Supreme Court ruling (V CSK 660/16) - factual significance for the factoring industry.

The legal effect of factoring is the transfer to the factor (assignee) not only of the receivable itself, but also of a claim for overdue interest against the debtor (factoring counterparty) and other rights related to the transferred receivable. In my opinion, under factoring, the factor also transfers to the factor a claim for the so-called compensation for recovery costs in the amount of EUR 40 (Article 10(1) of the Act of March 8, 2013 on payment terms in commercial transactions, hereinafter "Law"). You can read more about compensation in this article: "Factoring vs. compensation for recovery costs (€40)„.

On 7.07.2017. Supreme Court ("SN") issued a judgment V CSK 660/16, which was commented on by some commentators as being a confirmation that debt collection or factoring companies are not entitled to compensation, as this is only due to the original creditor (i.e., the factor = assignor). In my opinion, these premature comments were due to the fact that they were made before the SN published the written reasons for the judgment.

In the judgment, the Supreme Court pointed out, among other things, that:

  • The fact of the possibility of assignment of compensation is not in doubt;
  • the scope of the assignment under factoring should be structured in such a way that there is no doubt as to whether the assignment also includes an entitlement to compensation;
  • It is important to determine whether the factor's claim for compensation satisfies the interests of the factor or the original creditor (assignor).

Not much comes out of it. Meanwhile, the judgment does not dispute that the factor is entitled to the compensation referred to in Article 10(1) of the Act (€40). The judgment addresses other issues. This is because it casts doubt on the permissibility of such a construction in which the factor first charges the factor with substantial collection commissions, then the factor charges these commissions to the debtor and transfers the receivable back to the assignor. In this way, the amount generated in the case recognized by the Supreme Court grew to PLN 49,081.22 and significantly exceeded the multiple of EUR 40.00. Indeed, the court did not question the compensation in the amount of €40.00, but in that part covering the collection costs referred to in Article 10(2) of the Act.
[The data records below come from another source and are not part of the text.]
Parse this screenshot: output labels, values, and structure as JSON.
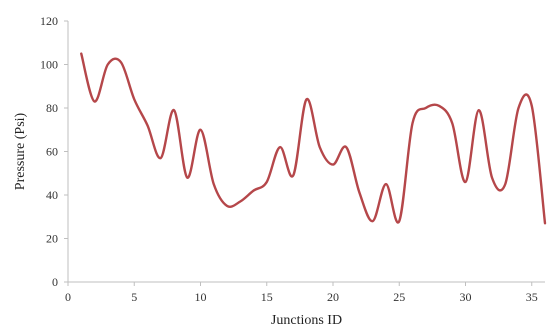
{
  "chart_data": {
    "type": "line",
    "title": "",
    "xlabel": "Junctions ID",
    "ylabel": "Pressure (Psi)",
    "xlim": [
      0,
      36
    ],
    "ylim": [
      0,
      120
    ],
    "x_ticks": [
      0,
      5,
      10,
      15,
      20,
      25,
      30,
      35
    ],
    "y_ticks": [
      0,
      20,
      40,
      60,
      80,
      100,
      120
    ],
    "grid": false,
    "legend": "none",
    "series": [
      {
        "color": "#b5474a",
        "x": [
          1,
          2,
          3,
          4,
          5,
          6,
          7,
          8,
          9,
          10,
          11,
          12,
          13,
          14,
          15,
          16,
          17,
          18,
          19,
          20,
          21,
          22,
          23,
          24,
          25,
          26,
          27,
          28,
          29,
          30,
          31,
          32,
          33,
          34,
          35,
          36
        ],
        "y": [
          105,
          83,
          100,
          101,
          84,
          72,
          57,
          79,
          48,
          70,
          45,
          35,
          37,
          42,
          46,
          62,
          49,
          84,
          62,
          54,
          62,
          41,
          28,
          45,
          28,
          73,
          80,
          81,
          73,
          46,
          79,
          48,
          45,
          80,
          81,
          27
        ]
      }
    ]
  }
}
In the present case, at the second instance stage, the District Court noted that:

  • the fact that the cost of recovery includes, in particular, the costs incurred by creditors in using a lawyer or a collection agency, does not mean that the cost of recovery is also the fee charged by the factor to its client, a The phrase "use of a collection agency" does not include "use of a factoring agreement.";
  • the contract between the assignor and the factor can not affect the amount of the debtor's obligation, as it is not a legitimate cost of recovery. These can only be borne by the creditor from the underlying commercial transaction (delivery of goods or services);
  • The factor's pursuit of recovery costs first from the assignor, then (the same costs) from the debtor results in the factor obtaining the same costs twice. This, in turn, serves to circumvent the law and, as such, is contrary to its social and economic purpose and the principles of social intercourse.

So what conclusions can actually be drawn from this ruling?
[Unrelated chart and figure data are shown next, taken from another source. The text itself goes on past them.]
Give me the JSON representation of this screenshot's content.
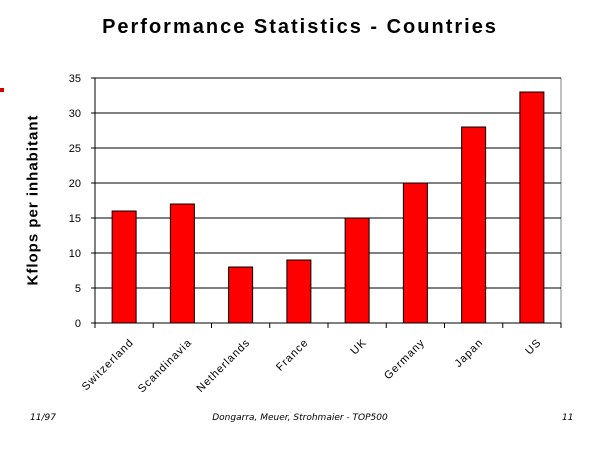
{
  "footer": {
    "date": "11/97",
    "authors": "Dongarra, Meuer, Strohmaier - TOP500",
    "page": "11"
  },
  "colors": {
    "bar": "#ff0000",
    "bar_stroke": "#000000",
    "grid": "#000000"
  },
  "chart_data": {
    "type": "bar",
    "title": "Performance Statistics - Countries",
    "xlabel": "",
    "ylabel": "Kflops per inhabitant",
    "categories": [
      "Switzerland",
      "Scandinavia",
      "Netherlands",
      "France",
      "UK",
      "Germany",
      "Japan",
      "US"
    ],
    "values": [
      16,
      17,
      8,
      9,
      15,
      20,
      28,
      33
    ],
    "ylim": [
      0,
      35
    ],
    "yticks": [
      0,
      5,
      10,
      15,
      20,
      25,
      30,
      35
    ],
    "grid": true,
    "legend": "none"
  }
}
  • compensation for recovery costs in the amount of EUR 40.00 is due to the factor by virtue of the assignment itself, although the content of the factoring agreement should be carefully examined to avoid doubts in this regard;
  • When the recovery costs incurred for late payment in a commercial transaction exceed the amount of compensation referred to in Article 10 of the Law, the creditor shall be entitled to reimbursement of such costs, including litigation costs, in excess of the lump sum (Article 10(2) of the Law). However, this provision must not be used to uncontrollably generate costs for the sole purpose of passing them on to the debtor, especially the generation of costs in the factor-factor relationship with effect on the debtor;
  • The contract between the assignor and the factor cannot affect the debtor's liability, as it is not a reasonable cost of recovery;
  • The facturer's attempt to obtain collection costs twice may be met with a successful claim of abuse of rights.

However, I am far from drawing such unequivocal positions from the above-mentioned ruling that "the compensations provided for in the Payment Deadlines Act are due only to the creditor from the original contract." Indeed, in the case recognized by the Supreme Court, there was an attempt to obtain the same costs twice from different entities to the detriment of the creditor. Therefore, one cannot simply transfer sentences from the Supreme Court ruling out of context and create universal theses out of them, especially one that would question the factfinder's entitlement to compensation as a rule.